ADA, Ohio – From achieving 300 bushel-per-acre corn, to choosing the right hybrids, to managing production challenges, attendees of the Ohio State University Conservation Tillage and Technology Conference will learn what it takes to grow a successful crop.
Corn University, a half-day in-depth track on the ins and outs of corn production, is coming back to the Conservation Tillage and Technology Conference. The program, taking place on Feb. 25 from 1:15 p.m. until 6:35 p.m., features some of the top Extension corn specialists throughout the Midwest.
The Conservation Tillage and Technology Conference is being held Feb. 25-26 at the McIntosh Center of Ohio Northern University in Ada, Ohio. Agenda and registration information can be found at http://ctc.osu.edu.
Peter Thomison, an Ohio State University Extension corn agronomist, will present during the program, as well as act as the program's moderator. Other specialists presenting include Roger Elmore of Iowa State University, Emerson Nafziger of the University of Illinois and Bob Nielsen of Purdue University.
Roger Elmore will present a program on achieving 300 bushels per acre of corn, which is becoming more of a reality for many corn growers, said Thomison, who also holds an appointment with the Ohio Agricultural Research and Development Center.

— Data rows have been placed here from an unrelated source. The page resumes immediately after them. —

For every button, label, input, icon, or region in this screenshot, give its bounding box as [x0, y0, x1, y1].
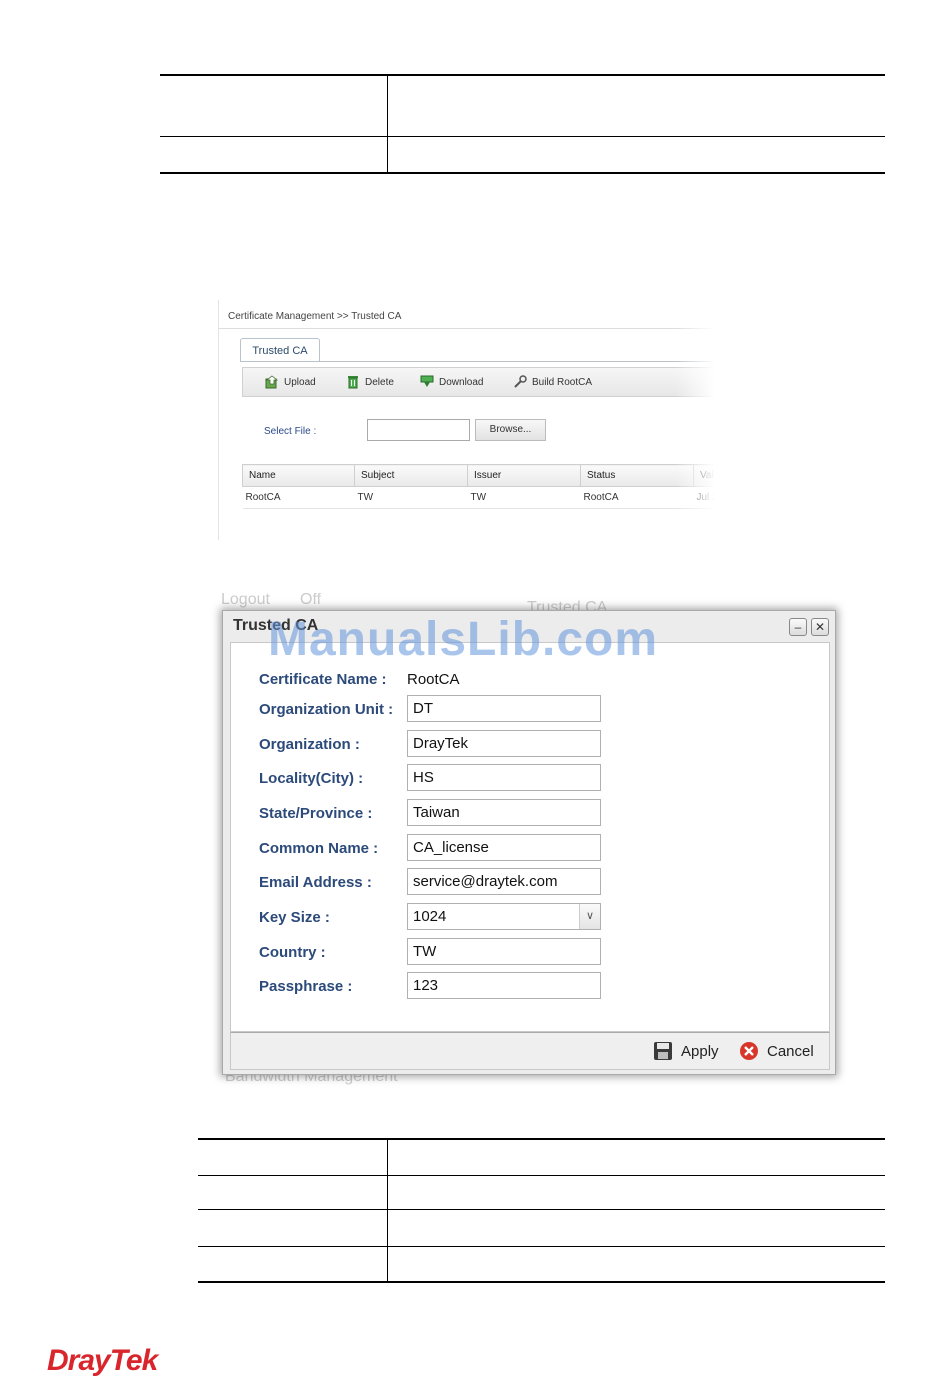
doc-cell — [387, 135, 885, 174]
trusted-ca-table: Name Subject Issuer Status Val RootCA TW… — [242, 464, 715, 509]
upload-button[interactable]: Upload — [265, 375, 316, 389]
doc-cell — [198, 1138, 388, 1175]
watermark: ManualsLib.com — [268, 613, 659, 666]
col-header-validity[interactable]: Val — [693, 464, 715, 487]
table-row[interactable]: RootCA TW TW RootCA Jul 2 — [242, 486, 715, 509]
ghost-text: Off — [300, 593, 322, 608]
doc-cell — [387, 1138, 885, 1175]
locality-field[interactable]: HS — [407, 764, 601, 791]
state-label: State/Province : — [259, 805, 373, 822]
doc-cell — [387, 74, 885, 136]
wrench-icon — [514, 375, 527, 388]
organization-label: Organization : — [259, 736, 360, 753]
delete-label: Delete — [365, 376, 394, 388]
upload-label: Upload — [284, 376, 316, 388]
breadcrumb-divider — [219, 328, 715, 329]
cancel-button[interactable]: Cancel — [739, 1041, 814, 1061]
certificate-name-value: RootCA — [407, 671, 460, 688]
organization-field[interactable]: DrayTek — [407, 730, 601, 757]
country-field[interactable]: TW — [407, 938, 601, 965]
tab-trusted-ca[interactable]: Trusted CA — [240, 338, 320, 362]
col-header-issuer[interactable]: Issuer — [467, 464, 581, 487]
doc-cell — [160, 135, 388, 174]
common-name-label: Common Name : — [259, 840, 379, 857]
toolbar: Upload Delete Download Build RootCA — [242, 367, 715, 397]
chevron-down-icon[interactable]: ∨ — [579, 904, 600, 929]
download-button[interactable]: Download — [420, 375, 483, 389]
upload-icon — [265, 375, 279, 389]
tab-divider — [240, 361, 715, 362]
org-unit-label: Organization Unit : — [259, 701, 394, 718]
minimize-button[interactable]: – — [789, 618, 807, 636]
country-label: Country : — [259, 944, 326, 961]
close-icon: ✕ — [814, 620, 826, 634]
email-label: Email Address : — [259, 874, 372, 891]
minimize-icon: – — [794, 620, 802, 634]
locality-label: Locality(City) : — [259, 770, 364, 787]
cell-subject: TW — [354, 486, 468, 509]
doc-cell — [387, 1174, 885, 1209]
breadcrumb: Certificate Management >> Trusted CA — [228, 311, 402, 322]
save-icon — [654, 1042, 672, 1060]
doc-cell — [198, 1174, 388, 1209]
close-button[interactable]: ✕ — [811, 618, 829, 636]
trash-icon — [348, 376, 358, 389]
doc-cell — [387, 1208, 885, 1246]
apply-button[interactable]: Apply — [653, 1041, 719, 1061]
doc-table-top — [160, 74, 885, 174]
passphrase-label: Passphrase : — [259, 978, 353, 995]
key-size-select[interactable]: 1024 ∨ — [407, 903, 601, 930]
passphrase-field[interactable]: 123 — [407, 972, 601, 999]
cell-status: RootCA — [580, 486, 694, 509]
trusted-ca-page-screenshot: Certificate Management >> Trusted CA Tru… — [218, 300, 715, 540]
email-field[interactable]: service@draytek.com — [407, 868, 601, 895]
cell-issuer: TW — [467, 486, 581, 509]
certificate-name-label: Certificate Name : — [259, 671, 387, 688]
select-file-label: Select File : — [264, 426, 317, 437]
ghost-text: Logout — [221, 593, 270, 608]
download-icon — [420, 375, 434, 387]
doc-table-bottom — [198, 1138, 885, 1283]
doc-cell — [198, 1245, 388, 1283]
cell-name: RootCA — [242, 486, 355, 509]
col-header-name[interactable]: Name — [242, 464, 355, 487]
key-size-value: 1024 — [413, 908, 447, 925]
col-header-status[interactable]: Status — [580, 464, 694, 487]
build-rootca-button[interactable]: Build RootCA — [513, 375, 592, 389]
doc-cell — [198, 1208, 388, 1246]
cell-validity: Jul 2 — [693, 486, 715, 509]
common-name-field[interactable]: CA_license — [407, 834, 601, 861]
dialog-footer: Apply Cancel — [230, 1032, 830, 1070]
draytek-logo: DrayTek — [47, 1344, 158, 1377]
doc-cell — [160, 74, 388, 136]
trusted-ca-dialog: Trusted CA – ✕ Certificate Name : RootCA… — [222, 610, 836, 1075]
org-unit-field[interactable]: DT — [407, 695, 601, 722]
cancel-label: Cancel — [767, 1042, 814, 1060]
dialog-body: Certificate Name : RootCA Organization U… — [230, 642, 830, 1032]
apply-label: Apply — [681, 1042, 719, 1060]
delete-button[interactable]: Delete — [346, 375, 394, 389]
download-label: Download — [439, 376, 484, 388]
col-header-subject[interactable]: Subject — [354, 464, 468, 487]
select-file-input[interactable] — [367, 419, 470, 441]
doc-cell — [387, 1245, 885, 1283]
cancel-icon — [740, 1042, 758, 1060]
key-size-label: Key Size : — [259, 909, 330, 926]
state-field[interactable]: Taiwan — [407, 799, 601, 826]
build-rootca-label: Build RootCA — [532, 376, 593, 388]
browse-button[interactable]: Browse... — [475, 419, 546, 441]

"Achieving 300 bushel corn yields is not as far-fetched as it might have sounded 10 years ago. Ohio's average corn yields last year were 174 bushels per acre. Many growers where seeing their yields in the 230 to 240 bushel per acre range," said Thomison. "Growers have seen what their fields are capable of and they want to continue sustaining those high yields."
Emerson Nafziger will present a session on managing continuous corn and the challenges related to tillage, residue and nitrogen. Bob Nielson will present a session on ear rot development and other associated problems in corn.
Thomison will offer growers tips on choosing the best hybrids.
"Growers immediately put a ceiling on their yields if they pick the wrong hybrid," said Thomison. "They can put on all the nitrogen and amendments they want and follow cultural practices, but they cannot tap into that high-end yield without the right hybrid."
Thomison will also provide information on what new hybrids are coming down the pipeline, including new transgenic enhancements, as well as give attendees information on where non-transgenic hybrids may fit into their crop production.
The program will wrap-up with a panel discussion and Q&A on corn production.
The Conservation Tillage and Technology Conference is sponsored by OSU Extension, Ohio Agricultural Research and Development Center, Northwest Ohio Soil and Water Conservation Districts, U.S. Department of Agriculture Natural Resources Conservation Service, USDA Farm Service Agency, and the Ohio No-Till Council.